Nick Hector
Nick Hector has edited or produced more than 150 documentary films and programs across the globe. His creative work explores the possibilities of constructed narrative in observational direct cinema and actuality-drama. Nick is best known for his long-term collaborations with noted filmmakers Sturla Gunnarsson, Yvan Patry, and cinéma-vérité pioneer Allan King. One of these collaborations, Dying at Grace, was described by the Toronto International Film Festival as ‘among the best films ever made in this country’. Nick’s work has been included in the Criterion Collection and screened at most major international festivals including the Berlinale, MoMA, Mumbai, Sundance, and TIFF, where it won the audience award for best documentary. In his thirty-year practice, he has won 12 national awards including HotDocs, Directors Guild of Canada, Canadian Cinema Editors, and Canadian Academy Awards. Most recently, Nick completed the award-winning documentary Sharkwater Extinction after the death of the filmmaker, Rob Stewart.

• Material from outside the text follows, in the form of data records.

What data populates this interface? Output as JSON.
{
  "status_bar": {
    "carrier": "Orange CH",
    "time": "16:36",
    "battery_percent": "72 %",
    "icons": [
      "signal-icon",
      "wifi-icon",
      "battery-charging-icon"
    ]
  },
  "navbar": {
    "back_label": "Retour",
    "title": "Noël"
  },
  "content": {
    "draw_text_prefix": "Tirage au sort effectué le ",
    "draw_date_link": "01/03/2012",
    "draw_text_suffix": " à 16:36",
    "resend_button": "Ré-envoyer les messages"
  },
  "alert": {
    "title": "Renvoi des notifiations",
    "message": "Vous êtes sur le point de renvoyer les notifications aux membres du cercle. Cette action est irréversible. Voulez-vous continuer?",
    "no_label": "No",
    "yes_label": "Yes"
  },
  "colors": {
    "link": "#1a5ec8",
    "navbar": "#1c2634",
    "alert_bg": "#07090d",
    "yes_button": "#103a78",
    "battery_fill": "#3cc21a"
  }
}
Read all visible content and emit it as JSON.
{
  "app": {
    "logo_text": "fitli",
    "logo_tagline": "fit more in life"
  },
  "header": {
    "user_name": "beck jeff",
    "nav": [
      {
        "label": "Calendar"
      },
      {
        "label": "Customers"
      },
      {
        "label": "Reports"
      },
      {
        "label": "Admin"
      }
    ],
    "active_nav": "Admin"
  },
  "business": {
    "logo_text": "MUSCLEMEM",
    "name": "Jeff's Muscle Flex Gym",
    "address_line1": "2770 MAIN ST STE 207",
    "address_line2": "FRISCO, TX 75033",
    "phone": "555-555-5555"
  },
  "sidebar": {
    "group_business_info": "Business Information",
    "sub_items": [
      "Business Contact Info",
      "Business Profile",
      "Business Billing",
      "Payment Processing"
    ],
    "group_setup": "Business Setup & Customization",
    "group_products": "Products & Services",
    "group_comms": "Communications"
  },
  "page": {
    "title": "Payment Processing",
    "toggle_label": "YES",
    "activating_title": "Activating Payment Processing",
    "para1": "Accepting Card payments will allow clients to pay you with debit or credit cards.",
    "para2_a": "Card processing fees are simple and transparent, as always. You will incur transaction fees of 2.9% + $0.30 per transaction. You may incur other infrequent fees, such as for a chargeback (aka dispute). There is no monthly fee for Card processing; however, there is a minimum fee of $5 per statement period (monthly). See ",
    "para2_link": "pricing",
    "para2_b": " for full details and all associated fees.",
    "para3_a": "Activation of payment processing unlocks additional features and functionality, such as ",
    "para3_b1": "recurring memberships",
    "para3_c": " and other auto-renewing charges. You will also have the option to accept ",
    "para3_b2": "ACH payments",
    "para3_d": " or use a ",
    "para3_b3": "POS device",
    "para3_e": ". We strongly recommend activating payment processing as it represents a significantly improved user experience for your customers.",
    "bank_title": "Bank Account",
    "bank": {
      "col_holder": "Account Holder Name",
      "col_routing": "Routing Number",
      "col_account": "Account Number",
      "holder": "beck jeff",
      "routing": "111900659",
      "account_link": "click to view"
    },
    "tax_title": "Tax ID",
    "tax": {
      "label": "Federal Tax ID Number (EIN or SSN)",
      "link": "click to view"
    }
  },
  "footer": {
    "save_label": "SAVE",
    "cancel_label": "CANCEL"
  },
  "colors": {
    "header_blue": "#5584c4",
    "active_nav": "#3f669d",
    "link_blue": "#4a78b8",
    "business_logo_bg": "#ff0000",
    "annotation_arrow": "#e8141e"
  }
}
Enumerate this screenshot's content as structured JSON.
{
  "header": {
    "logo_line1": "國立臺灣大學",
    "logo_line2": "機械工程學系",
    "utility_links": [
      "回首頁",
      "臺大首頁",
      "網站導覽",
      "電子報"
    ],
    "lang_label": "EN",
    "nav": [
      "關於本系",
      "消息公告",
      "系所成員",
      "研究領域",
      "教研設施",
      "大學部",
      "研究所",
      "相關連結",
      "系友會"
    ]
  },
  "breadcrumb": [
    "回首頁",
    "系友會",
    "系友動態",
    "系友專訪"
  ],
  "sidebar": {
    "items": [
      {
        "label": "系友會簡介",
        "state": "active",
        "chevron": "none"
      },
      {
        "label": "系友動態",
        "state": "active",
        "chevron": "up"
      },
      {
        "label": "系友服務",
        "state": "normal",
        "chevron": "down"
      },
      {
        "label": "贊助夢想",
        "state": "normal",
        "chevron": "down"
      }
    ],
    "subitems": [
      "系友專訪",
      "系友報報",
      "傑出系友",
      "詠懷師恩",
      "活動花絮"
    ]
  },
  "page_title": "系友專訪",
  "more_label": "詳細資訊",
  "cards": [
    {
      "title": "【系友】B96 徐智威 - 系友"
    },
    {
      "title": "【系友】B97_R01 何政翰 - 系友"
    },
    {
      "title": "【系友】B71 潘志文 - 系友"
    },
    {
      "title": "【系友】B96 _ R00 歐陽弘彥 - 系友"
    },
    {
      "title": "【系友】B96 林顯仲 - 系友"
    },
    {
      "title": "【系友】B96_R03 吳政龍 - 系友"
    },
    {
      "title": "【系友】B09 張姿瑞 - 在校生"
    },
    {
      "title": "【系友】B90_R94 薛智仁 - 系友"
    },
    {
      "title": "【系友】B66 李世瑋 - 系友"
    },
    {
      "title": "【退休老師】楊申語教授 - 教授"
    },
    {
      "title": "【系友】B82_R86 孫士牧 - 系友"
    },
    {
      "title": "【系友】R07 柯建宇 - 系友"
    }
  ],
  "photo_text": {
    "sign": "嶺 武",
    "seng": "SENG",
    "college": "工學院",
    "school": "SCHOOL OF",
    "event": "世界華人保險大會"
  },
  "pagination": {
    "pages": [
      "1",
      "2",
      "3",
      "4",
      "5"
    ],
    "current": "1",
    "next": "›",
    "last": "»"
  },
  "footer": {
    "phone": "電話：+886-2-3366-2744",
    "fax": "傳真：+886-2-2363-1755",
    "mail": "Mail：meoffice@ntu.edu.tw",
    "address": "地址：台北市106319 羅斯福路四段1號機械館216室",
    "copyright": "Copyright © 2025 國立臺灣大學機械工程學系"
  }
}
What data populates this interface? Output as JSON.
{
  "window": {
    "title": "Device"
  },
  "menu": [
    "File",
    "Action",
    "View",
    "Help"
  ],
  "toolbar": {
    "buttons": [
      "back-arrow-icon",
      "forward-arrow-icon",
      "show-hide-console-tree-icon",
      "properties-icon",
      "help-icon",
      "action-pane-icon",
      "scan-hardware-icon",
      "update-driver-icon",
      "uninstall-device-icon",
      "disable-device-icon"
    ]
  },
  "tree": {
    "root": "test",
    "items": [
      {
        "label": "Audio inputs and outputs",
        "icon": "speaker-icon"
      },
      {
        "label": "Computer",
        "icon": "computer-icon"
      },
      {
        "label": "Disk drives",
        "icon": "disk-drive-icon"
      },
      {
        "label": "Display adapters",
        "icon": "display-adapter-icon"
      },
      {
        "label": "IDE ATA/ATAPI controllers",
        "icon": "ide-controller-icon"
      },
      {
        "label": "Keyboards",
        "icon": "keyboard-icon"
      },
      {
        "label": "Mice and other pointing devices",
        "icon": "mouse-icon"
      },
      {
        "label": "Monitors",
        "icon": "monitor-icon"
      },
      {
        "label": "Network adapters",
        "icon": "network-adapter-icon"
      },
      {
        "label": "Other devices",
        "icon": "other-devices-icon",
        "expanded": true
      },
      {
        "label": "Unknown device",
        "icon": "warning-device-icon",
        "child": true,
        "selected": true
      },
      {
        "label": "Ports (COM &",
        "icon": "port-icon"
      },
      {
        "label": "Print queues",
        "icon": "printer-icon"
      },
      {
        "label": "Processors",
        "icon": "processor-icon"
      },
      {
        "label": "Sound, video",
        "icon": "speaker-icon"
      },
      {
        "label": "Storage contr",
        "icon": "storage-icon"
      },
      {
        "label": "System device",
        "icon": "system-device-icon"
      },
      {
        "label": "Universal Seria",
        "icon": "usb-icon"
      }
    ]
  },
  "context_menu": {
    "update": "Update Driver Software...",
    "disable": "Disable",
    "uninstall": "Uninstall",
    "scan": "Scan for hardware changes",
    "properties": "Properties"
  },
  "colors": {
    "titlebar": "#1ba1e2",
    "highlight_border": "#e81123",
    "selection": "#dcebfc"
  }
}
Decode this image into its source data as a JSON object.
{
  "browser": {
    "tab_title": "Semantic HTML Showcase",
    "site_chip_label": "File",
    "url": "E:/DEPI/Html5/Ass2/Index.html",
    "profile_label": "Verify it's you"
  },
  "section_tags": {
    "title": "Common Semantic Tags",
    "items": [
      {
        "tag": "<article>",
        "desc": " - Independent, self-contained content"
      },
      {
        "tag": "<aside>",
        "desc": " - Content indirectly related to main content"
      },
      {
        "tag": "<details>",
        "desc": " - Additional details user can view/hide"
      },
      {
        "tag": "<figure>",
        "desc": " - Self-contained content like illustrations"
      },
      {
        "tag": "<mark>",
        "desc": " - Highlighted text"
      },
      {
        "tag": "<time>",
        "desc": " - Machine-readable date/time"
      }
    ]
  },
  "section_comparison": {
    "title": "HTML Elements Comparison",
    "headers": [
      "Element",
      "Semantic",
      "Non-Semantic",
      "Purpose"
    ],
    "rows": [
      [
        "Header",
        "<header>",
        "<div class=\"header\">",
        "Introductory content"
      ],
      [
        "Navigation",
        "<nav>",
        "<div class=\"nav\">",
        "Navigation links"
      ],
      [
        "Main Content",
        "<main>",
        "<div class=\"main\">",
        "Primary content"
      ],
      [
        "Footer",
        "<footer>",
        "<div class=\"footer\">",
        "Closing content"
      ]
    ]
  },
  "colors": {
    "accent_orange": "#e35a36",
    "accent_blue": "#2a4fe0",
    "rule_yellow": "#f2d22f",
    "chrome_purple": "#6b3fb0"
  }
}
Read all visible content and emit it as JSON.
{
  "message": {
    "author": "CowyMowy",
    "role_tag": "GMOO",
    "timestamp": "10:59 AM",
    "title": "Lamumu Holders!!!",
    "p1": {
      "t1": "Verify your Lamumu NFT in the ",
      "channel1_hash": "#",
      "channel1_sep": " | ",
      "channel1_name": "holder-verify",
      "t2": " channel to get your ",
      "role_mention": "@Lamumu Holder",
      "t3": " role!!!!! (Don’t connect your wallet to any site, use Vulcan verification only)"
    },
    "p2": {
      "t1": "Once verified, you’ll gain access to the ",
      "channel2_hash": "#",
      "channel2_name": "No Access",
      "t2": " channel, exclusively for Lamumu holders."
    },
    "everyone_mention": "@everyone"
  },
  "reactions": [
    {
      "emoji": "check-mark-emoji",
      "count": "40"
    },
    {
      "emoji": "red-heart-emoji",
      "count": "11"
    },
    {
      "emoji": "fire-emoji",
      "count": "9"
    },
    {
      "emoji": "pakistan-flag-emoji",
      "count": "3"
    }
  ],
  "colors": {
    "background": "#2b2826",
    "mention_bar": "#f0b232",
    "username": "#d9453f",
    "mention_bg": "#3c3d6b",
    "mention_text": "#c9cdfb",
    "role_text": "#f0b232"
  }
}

Between the Hero Myth and The Cutting Room Floor
The traditional historical war film has a strict notion of the experience of combat, a heroic narrative of horror, sacrifice, and glory. Why do poignant stories dealing with themes of regret, cowardice, sympathy, absurdity, and humour commonly end up on ‘the cutting room floor’? In this paper, I will examine the act of suppression of combat testimony in war documentaries and the repression of uncomfortable thoughts and emotions that do not align with traditional constructions though the case study of the documentary film series, War Story. As an editor / co-director of these two dozen films, I became fascinated with the idea of narrative exclusion. Over a four-year period, more than 100 military veterans from conflicts ranging from the Second World War through to Afghanistan were interviewed about their personal experience of war. For many of the participants, it was the first time they had discussed their experiences post-factum. Too often, it formed an end of life testimony for these aging warriors. The intersection of these frank, emotional, and deeply personal confessionals with the commercial imperative of the entertainment-industrial complex raises interesting questions about form, story, and history. Ultimately, audience and filmmaker alike participate in the formation of an accepted historical narrative and thus our narratives of conflict often exclude affecting and illuminating aspects of the costs of war. This paper will analyze and explain production realities and expectations that govern what is and is not included, and how that distorts our understanding of mass conflict, and dictates our conceptions of what happened and what it means.